This is great! I loved your old version of RotatedRegion3 and it’s been incredibly useful in many projects. Any time that I want to do collision detection I reach for this tool!
My favorite use case was a C&C Renegade-esque RTS/FPS project I worked on a while back for another person. Players could place buildings like in any other RTS, but they were big enough that players could walk into them! I needed to disallow placing buildings such that they overlap other buildings or the terrain (made of parts), so some kind of collision detection was needed.
I wanted to make it obvious to the player where they could or could not place any given building, so I decided to have a “ghost” version of a building showing where it will be placed, and to color the “ghost” red or green to show if it’s overlapping something:
This means running the collision detection every frame, between several parts.

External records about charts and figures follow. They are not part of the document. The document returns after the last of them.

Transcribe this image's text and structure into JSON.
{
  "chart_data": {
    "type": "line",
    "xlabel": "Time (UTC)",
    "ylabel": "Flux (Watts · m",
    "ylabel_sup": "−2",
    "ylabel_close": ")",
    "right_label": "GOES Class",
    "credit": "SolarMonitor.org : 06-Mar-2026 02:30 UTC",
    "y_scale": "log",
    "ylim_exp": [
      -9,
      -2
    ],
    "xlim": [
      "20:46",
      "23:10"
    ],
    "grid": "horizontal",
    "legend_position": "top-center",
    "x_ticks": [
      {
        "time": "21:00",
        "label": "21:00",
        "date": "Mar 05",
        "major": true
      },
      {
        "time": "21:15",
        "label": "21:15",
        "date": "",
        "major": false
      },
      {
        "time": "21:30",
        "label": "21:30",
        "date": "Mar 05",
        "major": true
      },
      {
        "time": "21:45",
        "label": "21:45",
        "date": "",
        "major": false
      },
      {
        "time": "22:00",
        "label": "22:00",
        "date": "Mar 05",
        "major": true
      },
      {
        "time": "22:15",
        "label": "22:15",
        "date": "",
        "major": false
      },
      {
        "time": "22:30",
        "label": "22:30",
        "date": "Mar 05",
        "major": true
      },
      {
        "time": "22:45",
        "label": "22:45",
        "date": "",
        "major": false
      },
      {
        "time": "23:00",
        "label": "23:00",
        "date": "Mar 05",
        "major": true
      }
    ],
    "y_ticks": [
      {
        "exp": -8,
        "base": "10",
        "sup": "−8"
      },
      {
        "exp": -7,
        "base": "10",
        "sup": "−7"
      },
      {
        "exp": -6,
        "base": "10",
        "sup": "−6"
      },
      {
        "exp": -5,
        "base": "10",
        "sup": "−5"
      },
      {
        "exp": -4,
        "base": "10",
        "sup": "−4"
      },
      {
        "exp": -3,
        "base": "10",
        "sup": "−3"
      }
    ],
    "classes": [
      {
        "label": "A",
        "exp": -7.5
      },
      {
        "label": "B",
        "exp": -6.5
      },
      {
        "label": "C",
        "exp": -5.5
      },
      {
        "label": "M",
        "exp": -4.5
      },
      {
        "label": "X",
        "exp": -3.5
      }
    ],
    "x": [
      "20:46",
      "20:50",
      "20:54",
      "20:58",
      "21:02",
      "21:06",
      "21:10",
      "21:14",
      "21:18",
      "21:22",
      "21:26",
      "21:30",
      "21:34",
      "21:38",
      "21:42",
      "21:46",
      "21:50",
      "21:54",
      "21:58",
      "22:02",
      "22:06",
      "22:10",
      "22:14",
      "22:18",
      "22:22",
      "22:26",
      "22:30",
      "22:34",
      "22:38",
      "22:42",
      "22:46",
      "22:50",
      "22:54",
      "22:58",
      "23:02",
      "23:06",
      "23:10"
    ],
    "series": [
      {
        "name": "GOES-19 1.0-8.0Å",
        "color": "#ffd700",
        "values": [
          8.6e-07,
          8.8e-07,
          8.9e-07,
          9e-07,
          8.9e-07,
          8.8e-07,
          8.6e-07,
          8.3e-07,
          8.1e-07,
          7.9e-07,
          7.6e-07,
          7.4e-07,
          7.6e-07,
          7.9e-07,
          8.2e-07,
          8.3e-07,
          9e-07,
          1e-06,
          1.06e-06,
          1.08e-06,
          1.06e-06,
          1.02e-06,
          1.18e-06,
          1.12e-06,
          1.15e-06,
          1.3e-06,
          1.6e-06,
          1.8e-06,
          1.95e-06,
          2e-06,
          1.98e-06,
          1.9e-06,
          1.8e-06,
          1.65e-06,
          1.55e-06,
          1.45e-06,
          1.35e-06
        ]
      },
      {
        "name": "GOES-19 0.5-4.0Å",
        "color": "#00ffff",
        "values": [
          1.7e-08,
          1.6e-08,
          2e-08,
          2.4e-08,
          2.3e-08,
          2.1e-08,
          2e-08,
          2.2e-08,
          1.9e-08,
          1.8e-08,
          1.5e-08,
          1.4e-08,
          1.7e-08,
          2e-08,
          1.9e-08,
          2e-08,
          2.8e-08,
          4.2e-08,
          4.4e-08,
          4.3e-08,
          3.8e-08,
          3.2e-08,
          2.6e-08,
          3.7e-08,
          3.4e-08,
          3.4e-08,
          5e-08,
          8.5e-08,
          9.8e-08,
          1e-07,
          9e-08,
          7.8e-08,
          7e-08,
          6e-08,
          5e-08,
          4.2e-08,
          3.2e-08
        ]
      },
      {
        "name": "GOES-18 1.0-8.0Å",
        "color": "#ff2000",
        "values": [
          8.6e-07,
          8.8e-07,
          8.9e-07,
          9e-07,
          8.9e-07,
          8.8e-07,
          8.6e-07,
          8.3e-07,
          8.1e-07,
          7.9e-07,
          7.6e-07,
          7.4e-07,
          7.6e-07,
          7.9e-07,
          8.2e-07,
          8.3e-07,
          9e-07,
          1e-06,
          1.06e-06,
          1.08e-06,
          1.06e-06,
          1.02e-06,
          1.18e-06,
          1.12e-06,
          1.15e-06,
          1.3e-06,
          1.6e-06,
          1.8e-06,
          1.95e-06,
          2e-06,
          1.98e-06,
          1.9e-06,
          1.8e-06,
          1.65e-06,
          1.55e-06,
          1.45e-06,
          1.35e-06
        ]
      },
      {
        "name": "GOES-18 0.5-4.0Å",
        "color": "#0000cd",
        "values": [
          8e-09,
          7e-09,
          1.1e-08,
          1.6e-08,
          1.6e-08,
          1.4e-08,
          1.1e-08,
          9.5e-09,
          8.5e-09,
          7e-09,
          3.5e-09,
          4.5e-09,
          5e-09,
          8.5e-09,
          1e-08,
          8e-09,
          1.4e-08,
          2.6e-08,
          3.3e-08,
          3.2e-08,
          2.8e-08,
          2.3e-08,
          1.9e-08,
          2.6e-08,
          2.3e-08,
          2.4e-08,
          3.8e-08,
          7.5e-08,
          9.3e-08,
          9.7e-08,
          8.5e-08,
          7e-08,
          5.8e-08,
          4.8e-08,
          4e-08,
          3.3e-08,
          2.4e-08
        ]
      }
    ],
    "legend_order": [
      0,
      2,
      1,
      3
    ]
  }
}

To make this performant with many buildings and terrain consisting of 1000s of parts I used octrees (or quadtrees, don’t remember) to filter out things that were too far away to collide anyway. I also enclosed every building in a single part describing it’s bounding box (not axis aligned), to further filter out buildings that weren’t even close to touching, despite being physically close. Finally, the actual collision detection only needed to be run between 1 to 5 parts per building in the vicinity (5 for the most complicated buildings).
The tower in the pictures has a pretty big overhang, and I wanted to allow players to place small buildings beneath towers, as well as on top of or inside certain other buildings. Instead of just enclosing each building in a single volume that excludes other buildings, the “collision volume” can consist of any number of parts for fairly fine control.
Using these optimizations, we got the game to run with no drop in frame rate on my laptop (Intel HD Graphics 4000 and i5-3320M CPU @ 2.60 GHz). IIRC we didn’t do any actual benchmarks other than “yep, it runs at 60 fps”. For reference, my laptop can’t run Phantom Forces without occasionally dipping below 30 fps.
Anyway, I just wrote this to show an example of how this module can be super useful, and to show that it’s fine to do a few collision checks every frame. In a different game I’m just doing a super simple check to see if the player’s feet are touching the ground, so it’s also useful in simpler cases.